Scores: imperative ✓, verbs ✓, nouns ✓ (11+), encoded-knowledge ✓, token economy ✗ (430 chars / ~108 tokens, more triggers than necessary; grouping "messages, emails, docs, PR/issue text" instead of enumerating every variant would land closer to the ≤50-token target), user-vocabulary ✓.
Before
description: "Automates browser interactions for web testing, form filling, screenshots, and data extraction. Use when the user needs to navigate websites, interact with web pages, fill forms, take screenshots, test web applications, or extract information from web pages."
Scores: imperative ✗, verbs ✓, nouns ✓, encoded-knowledge ~, token economy ~ (260 chars / ~65 tokens), user-vocabulary ✓.
After
description: "Always consult before opening, reading, navigating, scraping, fetching, or screenshotting any URL or webpage. Handles browser automation, JavaScript-rendered content, form filling, dynamic page interaction, and structured extraction in ways native HTTP fetch cannot."

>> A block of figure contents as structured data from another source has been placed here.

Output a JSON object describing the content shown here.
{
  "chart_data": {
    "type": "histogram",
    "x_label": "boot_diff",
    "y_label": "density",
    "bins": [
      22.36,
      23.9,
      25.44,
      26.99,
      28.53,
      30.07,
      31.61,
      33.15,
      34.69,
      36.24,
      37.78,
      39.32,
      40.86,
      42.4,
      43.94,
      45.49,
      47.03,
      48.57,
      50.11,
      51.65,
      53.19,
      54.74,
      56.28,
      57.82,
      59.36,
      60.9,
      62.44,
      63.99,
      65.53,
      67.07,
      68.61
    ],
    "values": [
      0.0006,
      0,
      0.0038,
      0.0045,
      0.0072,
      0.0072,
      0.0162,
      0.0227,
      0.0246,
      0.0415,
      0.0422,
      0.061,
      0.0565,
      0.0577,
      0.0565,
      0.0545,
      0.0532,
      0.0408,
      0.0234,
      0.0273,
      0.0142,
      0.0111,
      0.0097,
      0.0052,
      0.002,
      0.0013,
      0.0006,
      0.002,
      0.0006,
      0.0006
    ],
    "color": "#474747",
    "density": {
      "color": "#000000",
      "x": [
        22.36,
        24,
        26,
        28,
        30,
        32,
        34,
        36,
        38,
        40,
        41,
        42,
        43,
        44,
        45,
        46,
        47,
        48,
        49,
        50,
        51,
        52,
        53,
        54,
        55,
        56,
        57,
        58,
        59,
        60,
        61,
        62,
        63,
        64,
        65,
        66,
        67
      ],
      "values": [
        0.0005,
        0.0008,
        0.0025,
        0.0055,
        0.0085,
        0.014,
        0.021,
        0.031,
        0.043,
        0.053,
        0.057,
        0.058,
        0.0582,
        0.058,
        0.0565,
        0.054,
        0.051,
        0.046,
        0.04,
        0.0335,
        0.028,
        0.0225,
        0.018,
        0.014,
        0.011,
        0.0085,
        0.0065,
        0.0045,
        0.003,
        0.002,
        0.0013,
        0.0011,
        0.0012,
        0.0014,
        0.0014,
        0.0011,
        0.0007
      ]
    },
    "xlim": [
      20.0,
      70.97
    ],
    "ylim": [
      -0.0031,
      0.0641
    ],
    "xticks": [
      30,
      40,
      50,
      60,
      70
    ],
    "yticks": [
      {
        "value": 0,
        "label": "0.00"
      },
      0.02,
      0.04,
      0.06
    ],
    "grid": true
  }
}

Scores: imperative ✓, verbs ✓, nouns ✓, encoded-knowledge ✓, token economy ~ (341 chars / ~85 tokens, over guideline), user-vocabulary ✓.
Before
description: "Interact with GitHub using the `gh` CLI. Use `gh issue`, `gh pr`, `gh run`, and `gh api` for issues, PRs, CI runs, and advanced queries."
Scores: imperative ✗, verbs ~ (interact), nouns ✓ (issues, PRs, CI runs), encoded-knowledge ~, token economy ✓ (137 chars / ~34 tokens), user-vocabulary ✗ (centers gh rather than what the user wants to do).
After
description: "Always consult before interacting with GitHub: searching repos, listing or creating issues, listing or creating PRs, viewing CI runs, fetching repo content, querying GraphQL, or reviewing PRs. Encodes correct `gh` subcommands, flag combinations, repository scoping rules, and pagination patterns."
Scores: imperative ✓, verbs ✓, nouns ✓ (5), encoded-knowledge ✓, token economy ~ (401 chars / ~100 tokens, over guideline; "searching repos, issues, PRs, CI runs" could merge into one phrase), user-vocabulary ✓.
A good description helps the model activate. It does not guarantee correct routing on intents that mention a native tool the model would reach for directly. If the user is debugging a specific failing intent and the intent mentions gh, fetch, grep, or similar, flag that description quality is one factor among several and tell them where the boundary is.